Exercise, music, and the brain: Is there a central pattern generator?

Abstract The frequency for movements along the longitudinal axis during running peaks at approximately 3 Hz. Other physiological systems (e.g. heart rate and brain cortical activity) are known to show a dominant frequency of ∼3 Hz connected to exercise. As recent studies have proposed a clear correlation between musical tempo, mood, and performance output, we wished to ascertain whether peak locomotion frequency of ∼3 Hz during running is synchronized with different intrinsic and extrinsic frequencies. Eighteen healthy regular runners performed three outdoor running sessions at different intensities. Oscillations along the longitudinal axis were recorded using an accelerometer (ActiBelt®). Electrocortical activity was recorded using electroencephalography before and after exercise and analysed in the delta frequency range (2–4 Hz).
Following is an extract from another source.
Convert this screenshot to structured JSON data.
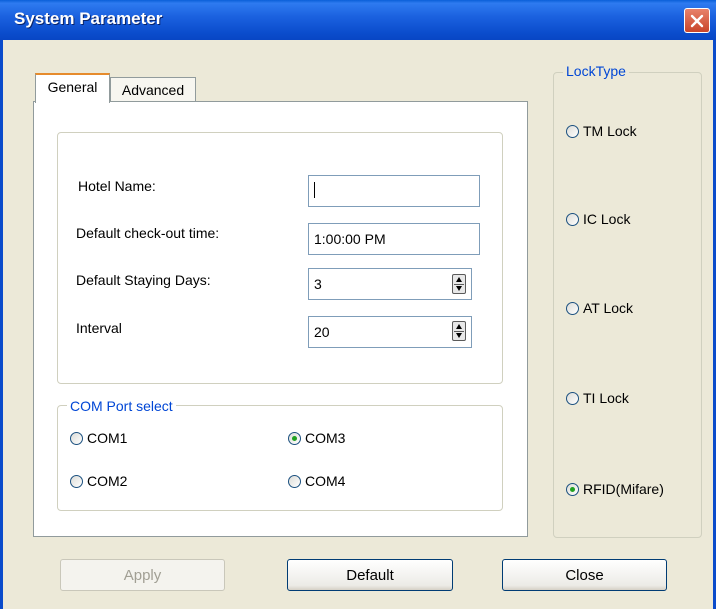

In addition, the frequency spectra of the participants' favourite musical pieces were analysed. Data revealed a peak frequency at around 2.7 to 2.8 Hz for the vertical acceleration during running. Similar oscillation patterns were found for heart rate and musical pieces. Electroencephalographic delta activity increased after running. Results of this study give reason to speculate that a strong relationship exists between intrinsic and extrinsic oscillation patterns during exercise. A frequency of approximately 3 Hz seems to be dominant in different physiological systems and seems to be rated as pleasurable when choosing the appropriate music for exercising. This is in line with previous research showing that an adequate choice of music during exercise enhances performance output and mood.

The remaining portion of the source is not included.